Single by Split Enz

from the album True Colours
- B-side: "Hypnotised"; "Carried Away";
- Released: May 1980
- Recorded: Armstrong, Melbourne, 1979
- Genre: Rock
- Length: 3:56
- Label: Mushroom Records
- Songwriter(s): Tim Finn
- Producer(s): David Tickle

Split Enz singles chronology
| "I Got You" (1980) | "I Hope I Never" (1980) | "Nobody Takes Me Seriously" (1980) |

Alternative covers
- US cover

Alternative cover
- Dutch cover

= I Hope I Never =

"I Hope I Never" is a 1980 song by New Zealand art rock group Split Enz. It was released in May 1980 as the second single from their album True Colours.

==Track listings==
===Australian release===
- Side A
1. "I Hope I Never" – 3:56 (Tim Finn)
- Side B
2. "Hypnotised" (Tim Finn)
3. "Carried Away" (Neil Finn)

===International release===
It was released in the US and in the Netherlands with the same track listing, but different artwork.
1. "I Hope I Never" – 3:56 (Tim Finn)
2. "The Choral Sea" – 4:38 (Eddie Rayner)

==Personnel==
- Tim Finn – vocals, piano
- Noel Crombie – vocals, percussion
- Eddie Rayner – vocals, keyboards
- Malcolm Green – vocals, drums
- Nigel Griggs – vocals, bass

==Charts==

| Chart (1980) | Peak position |
|---|---|
| Australia (Kent Music Report) | 18 |
| Netherlands (Dutch Top 40) | 30 |
| New Zealand (Recorded Music NZ) | 33 |

==Cover versions==
- Colleen Hewett from her album, Colleen (1983)
- ENZSO (1995), a collaboration between Split Enz's Eddie Rayner and the New Zealand Symphony Orchestra.

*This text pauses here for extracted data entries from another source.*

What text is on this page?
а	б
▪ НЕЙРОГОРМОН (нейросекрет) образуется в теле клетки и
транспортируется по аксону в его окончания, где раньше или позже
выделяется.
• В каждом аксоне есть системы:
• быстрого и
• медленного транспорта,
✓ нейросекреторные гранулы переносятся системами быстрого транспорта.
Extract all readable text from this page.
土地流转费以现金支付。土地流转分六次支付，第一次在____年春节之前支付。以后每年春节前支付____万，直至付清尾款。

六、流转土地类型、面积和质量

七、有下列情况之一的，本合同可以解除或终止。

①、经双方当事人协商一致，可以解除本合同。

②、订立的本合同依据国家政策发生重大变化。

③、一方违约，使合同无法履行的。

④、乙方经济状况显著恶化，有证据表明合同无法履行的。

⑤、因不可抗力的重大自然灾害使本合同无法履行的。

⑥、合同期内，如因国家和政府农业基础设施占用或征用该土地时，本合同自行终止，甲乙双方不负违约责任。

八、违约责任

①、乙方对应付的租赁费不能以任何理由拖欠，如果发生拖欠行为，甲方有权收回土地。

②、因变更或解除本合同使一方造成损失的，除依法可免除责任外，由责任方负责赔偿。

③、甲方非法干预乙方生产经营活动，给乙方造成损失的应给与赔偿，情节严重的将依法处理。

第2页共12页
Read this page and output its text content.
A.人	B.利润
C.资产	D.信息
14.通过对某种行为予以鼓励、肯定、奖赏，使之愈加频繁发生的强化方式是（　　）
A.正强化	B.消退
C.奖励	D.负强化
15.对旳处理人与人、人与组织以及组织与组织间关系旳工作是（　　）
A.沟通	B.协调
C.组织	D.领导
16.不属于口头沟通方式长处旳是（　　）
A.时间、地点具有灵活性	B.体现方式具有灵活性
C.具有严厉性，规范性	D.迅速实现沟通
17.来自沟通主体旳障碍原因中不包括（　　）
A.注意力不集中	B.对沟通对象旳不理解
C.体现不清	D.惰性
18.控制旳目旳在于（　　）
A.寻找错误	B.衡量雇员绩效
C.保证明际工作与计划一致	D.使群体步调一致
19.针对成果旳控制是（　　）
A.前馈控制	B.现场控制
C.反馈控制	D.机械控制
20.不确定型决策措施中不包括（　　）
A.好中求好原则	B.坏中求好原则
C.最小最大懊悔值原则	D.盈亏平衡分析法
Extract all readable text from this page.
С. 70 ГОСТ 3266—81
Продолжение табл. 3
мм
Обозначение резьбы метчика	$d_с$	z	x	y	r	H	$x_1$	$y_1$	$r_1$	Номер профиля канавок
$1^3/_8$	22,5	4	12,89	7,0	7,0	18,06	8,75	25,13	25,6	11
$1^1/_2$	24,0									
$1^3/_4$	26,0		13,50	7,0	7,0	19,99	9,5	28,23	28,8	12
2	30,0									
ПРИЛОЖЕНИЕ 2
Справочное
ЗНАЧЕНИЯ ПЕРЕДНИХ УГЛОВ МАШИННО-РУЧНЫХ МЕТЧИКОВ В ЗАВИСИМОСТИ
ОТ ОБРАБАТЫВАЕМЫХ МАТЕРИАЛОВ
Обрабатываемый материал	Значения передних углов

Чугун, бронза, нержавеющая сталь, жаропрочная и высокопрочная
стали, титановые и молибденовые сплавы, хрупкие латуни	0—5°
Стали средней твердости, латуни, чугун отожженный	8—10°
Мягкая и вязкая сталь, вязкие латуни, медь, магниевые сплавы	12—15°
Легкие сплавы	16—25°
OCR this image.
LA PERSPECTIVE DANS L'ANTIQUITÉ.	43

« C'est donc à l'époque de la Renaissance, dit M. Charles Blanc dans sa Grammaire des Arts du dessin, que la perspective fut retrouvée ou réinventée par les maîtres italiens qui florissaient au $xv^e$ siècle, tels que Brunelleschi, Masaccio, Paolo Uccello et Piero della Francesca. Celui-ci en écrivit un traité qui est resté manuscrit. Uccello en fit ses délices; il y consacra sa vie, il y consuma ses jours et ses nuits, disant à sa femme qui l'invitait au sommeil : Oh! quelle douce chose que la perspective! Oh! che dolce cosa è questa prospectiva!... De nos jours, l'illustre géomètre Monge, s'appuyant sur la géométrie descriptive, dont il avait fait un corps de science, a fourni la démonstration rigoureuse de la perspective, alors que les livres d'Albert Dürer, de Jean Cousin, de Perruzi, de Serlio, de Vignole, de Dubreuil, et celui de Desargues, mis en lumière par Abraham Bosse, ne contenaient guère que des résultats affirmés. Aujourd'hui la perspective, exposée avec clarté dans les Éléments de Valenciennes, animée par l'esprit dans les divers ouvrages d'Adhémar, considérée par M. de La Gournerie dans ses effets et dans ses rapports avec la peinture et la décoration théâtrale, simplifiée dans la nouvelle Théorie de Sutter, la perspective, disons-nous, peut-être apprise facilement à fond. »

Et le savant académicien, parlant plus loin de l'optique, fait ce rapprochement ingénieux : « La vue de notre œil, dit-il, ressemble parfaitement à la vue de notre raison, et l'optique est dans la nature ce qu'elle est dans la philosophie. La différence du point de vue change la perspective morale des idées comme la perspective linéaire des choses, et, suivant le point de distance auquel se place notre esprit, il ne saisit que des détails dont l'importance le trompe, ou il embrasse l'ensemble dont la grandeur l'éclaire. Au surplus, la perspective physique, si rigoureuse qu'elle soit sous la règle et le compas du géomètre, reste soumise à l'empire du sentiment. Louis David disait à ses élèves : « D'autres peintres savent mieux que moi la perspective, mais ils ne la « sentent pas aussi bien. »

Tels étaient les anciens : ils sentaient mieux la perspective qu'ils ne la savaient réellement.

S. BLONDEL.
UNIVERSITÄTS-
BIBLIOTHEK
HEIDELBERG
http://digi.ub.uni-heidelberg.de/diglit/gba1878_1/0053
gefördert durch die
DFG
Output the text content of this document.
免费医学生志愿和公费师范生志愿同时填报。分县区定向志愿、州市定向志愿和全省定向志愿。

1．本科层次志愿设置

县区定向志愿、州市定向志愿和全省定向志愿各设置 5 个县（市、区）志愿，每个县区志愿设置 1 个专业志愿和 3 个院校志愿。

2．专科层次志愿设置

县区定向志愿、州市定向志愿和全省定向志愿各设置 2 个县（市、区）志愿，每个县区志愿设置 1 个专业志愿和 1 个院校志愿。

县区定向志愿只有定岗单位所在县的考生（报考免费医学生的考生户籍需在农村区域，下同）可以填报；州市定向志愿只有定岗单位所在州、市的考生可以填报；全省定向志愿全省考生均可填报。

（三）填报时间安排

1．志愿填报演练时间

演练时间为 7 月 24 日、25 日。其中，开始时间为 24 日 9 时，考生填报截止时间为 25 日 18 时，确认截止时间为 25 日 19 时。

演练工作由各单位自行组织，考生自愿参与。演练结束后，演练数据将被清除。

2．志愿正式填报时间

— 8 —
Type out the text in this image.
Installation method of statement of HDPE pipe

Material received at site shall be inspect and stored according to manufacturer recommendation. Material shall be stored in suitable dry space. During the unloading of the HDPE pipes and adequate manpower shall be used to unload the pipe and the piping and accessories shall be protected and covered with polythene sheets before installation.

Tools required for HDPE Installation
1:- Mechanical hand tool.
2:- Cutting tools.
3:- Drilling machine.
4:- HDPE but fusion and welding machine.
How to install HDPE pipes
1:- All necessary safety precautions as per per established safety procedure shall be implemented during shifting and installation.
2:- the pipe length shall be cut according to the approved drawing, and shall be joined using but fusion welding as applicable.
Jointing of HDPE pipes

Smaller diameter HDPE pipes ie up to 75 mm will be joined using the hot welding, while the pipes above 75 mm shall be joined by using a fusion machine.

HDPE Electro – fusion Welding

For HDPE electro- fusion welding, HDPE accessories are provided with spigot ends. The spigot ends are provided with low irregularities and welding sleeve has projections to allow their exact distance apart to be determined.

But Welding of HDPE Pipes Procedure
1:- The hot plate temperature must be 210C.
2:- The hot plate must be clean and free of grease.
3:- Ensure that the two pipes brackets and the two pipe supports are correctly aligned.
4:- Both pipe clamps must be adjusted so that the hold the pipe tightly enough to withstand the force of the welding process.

The cover featured New Zealand singer Annie Crummer on vocals, changing only the lyrics to refer to herself as an "optimistic woman" rather than a man.
- Australia's Tina Arena recorded the song in 2008 with the London Studio Orchestra for her album Songs of Love & Loss 2, and similarly changed the lyrics to reflect her gender.
- Lisa Miller covered the song on the 2011 tribute album They Will Have Their Way.
- Elizabeth Maverick (Singer) aka Ghetto Rose.